[Ireland Under Coercion (2nd ed.) (1 of 2) (1888) by William Henry Hurlbert]@TWC D-Link book
Ireland Under Coercion (2nd ed.) (1 of 2) (1888)

CHAPTER II
19/63

On most of the properties there were arrears of eight, ten, and twenty years' standing.
There was one priest in the district, and one National School, the schoolmaster, with a family of nine persons, receiving the munificent stipend of eight pounds a year.

These nine thousand people, depending absolutely upon tillage and pasture, owned among them all one cart and one plough, eight saddles, two pillions, eleven bridles, and thirty-two rakes! They had no means of harrowing their lands but with meadow rakes, and the farms were so small that from four to ten farms could be harrowed in a day with one rake.
Their beds were of straw, mountain grass, or green and dried rushes.
Among the nine thousand people there were but two feather-beds, and but eight beds stuffed with chaff.

There were but two stables and six cow-houses in the whole district.

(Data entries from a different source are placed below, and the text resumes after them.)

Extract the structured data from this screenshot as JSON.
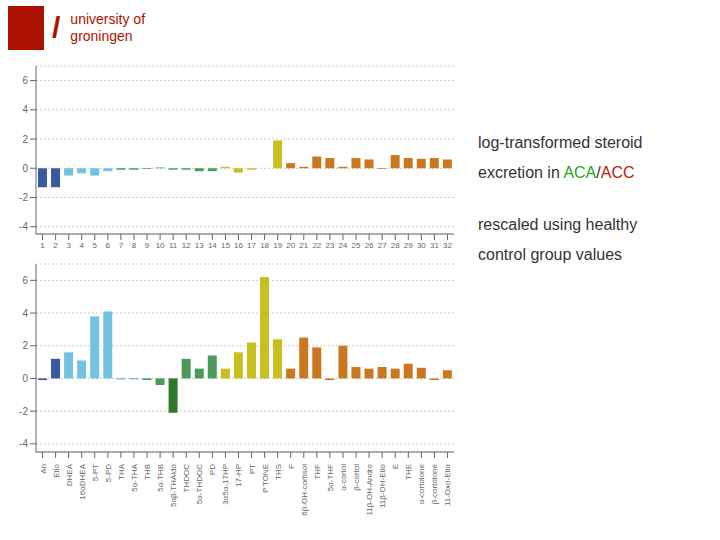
{
  "chart_data": [
    {
      "type": "bar",
      "categories": [
        "1",
        "2",
        "3",
        "4",
        "5",
        "6",
        "7",
        "8",
        "9",
        "10",
        "11",
        "12",
        "13",
        "14",
        "15",
        "16",
        "17",
        "18",
        "19",
        "20",
        "21",
        "22",
        "23",
        "24",
        "25",
        "26",
        "27",
        "28",
        "29",
        "30",
        "31",
        "32"
      ],
      "values": [
        -1.3,
        -1.3,
        -0.5,
        -0.35,
        -0.5,
        -0.2,
        -0.1,
        -0.1,
        -0.05,
        0.05,
        -0.1,
        -0.1,
        -0.2,
        -0.2,
        0.1,
        -0.3,
        -0.1,
        0.0,
        1.9,
        0.35,
        0.1,
        0.8,
        0.7,
        0.1,
        0.7,
        0.6,
        -0.05,
        0.9,
        0.7,
        0.65,
        0.7,
        0.6
      ],
      "colors": [
        "#3A5AA0",
        "#3A5AA0",
        "#73C2E0",
        "#73C2E0",
        "#73C2E0",
        "#73C2E0",
        "#4A9A5A",
        "#4A9A5A",
        "#4A9A5A",
        "#4A9A5A",
        "#4A9A5A",
        "#4A9A5A",
        "#4A9A5A",
        "#4A9A5A",
        "#C8C020",
        "#C8C020",
        "#C8C020",
        "#C8C020",
        "#C8C020",
        "#C97820",
        "#C97820",
        "#C97820",
        "#C97820",
        "#C97820",
        "#C97820",
        "#C97820",
        "#C97820",
        "#C97820",
        "#C97820",
        "#C97820",
        "#C97820",
        "#C97820"
      ],
      "ylim": [
        -4.5,
        7.0
      ],
      "yticks": [
        -4,
        -2,
        0,
        2,
        4,
        6
      ],
      "grid": true,
      "annotations": [
        [
          {
            "text": "/",
            "color": "#AA1100"
          }
        ],
        [
          {
            "text": "university of",
            "color": "#AA1100"
          }
        ],
        [
          {
            "text": "groningen",
            "color": "#AA1100"
          }
        ],
        [
          {
            "text": "log-transformed steroid"
          }
        ],
        [
          {
            "text": "excretion in "
          },
          {
            "text": "ACA",
            "color": "#22AA22"
          },
          {
            "text": "/"
          },
          {
            "text": "ACC",
            "color": "#BB2200"
          }
        ],
        [
          {
            "text": "rescaled using healthy"
          }
        ],
        [
          {
            "text": "control group values"
          }
        ]
      ]
    },
    {
      "type": "bar",
      "categories": [
        "An",
        "Etio",
        "DHEA",
        "16αDHEA",
        "5-PT",
        "5-PD",
        "THA",
        "5α-THA",
        "THB",
        "5α-THB",
        "5αβ-THAldo",
        "THDOC",
        "5α-THDOC",
        "PD",
        "3α5α-17HP",
        "17-HP",
        "PT",
        "P'TONE",
        "THS",
        "F",
        "6β-OH-cortisol",
        "THF",
        "5α-THF",
        "α-cortol",
        "β-cortol",
        "11β-OH-Andro",
        "11β-OH-Etio",
        "E",
        "THE",
        "α-cortolone",
        "β-cortolone",
        "11-Oxo-Etio"
      ],
      "values": [
        -0.1,
        1.2,
        1.6,
        1.1,
        3.8,
        4.1,
        -0.05,
        -0.05,
        -0.1,
        -0.4,
        -2.1,
        1.2,
        0.6,
        1.4,
        0.6,
        1.6,
        2.2,
        6.2,
        2.4,
        0.6,
        2.5,
        1.9,
        -0.1,
        2.0,
        0.7,
        0.6,
        0.7,
        0.6,
        0.9,
        0.65,
        -0.1,
        0.5
      ],
      "colors": [
        "#3A5AA0",
        "#3A5AA0",
        "#73C2E0",
        "#73C2E0",
        "#73C2E0",
        "#73C2E0",
        "#4A9A5A",
        "#4A9A5A",
        "#4A9A5A",
        "#4A9A5A",
        "#2E7A2A",
        "#4A9A5A",
        "#4A9A5A",
        "#4A9A5A",
        "#C8C020",
        "#C8C020",
        "#C8C020",
        "#C8C020",
        "#C8C020",
        "#C97820",
        "#C97820",
        "#C97820",
        "#C97820",
        "#C97820",
        "#C97820",
        "#C97820",
        "#C97820",
        "#C97820",
        "#C97820",
        "#C97820",
        "#C97820",
        "#C97820"
      ],
      "ylim": [
        -4.5,
        7.0
      ],
      "yticks": [
        -4,
        -2,
        0,
        2,
        4,
        6
      ],
      "grid": true
    }
  ]
}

None of the women owned more than one shift, nor was there a single bonnet among them all, nor a looking-glass costing more than threepence.
The climate and the scenery took the fancy of Lord George.

He made up his mind to see what could be done with this forgotten corner of the world, and to that end bought up as he could the small and scattered properties, till he had invested the greater part of his small fortune, and acquired about twenty thousand acres of land.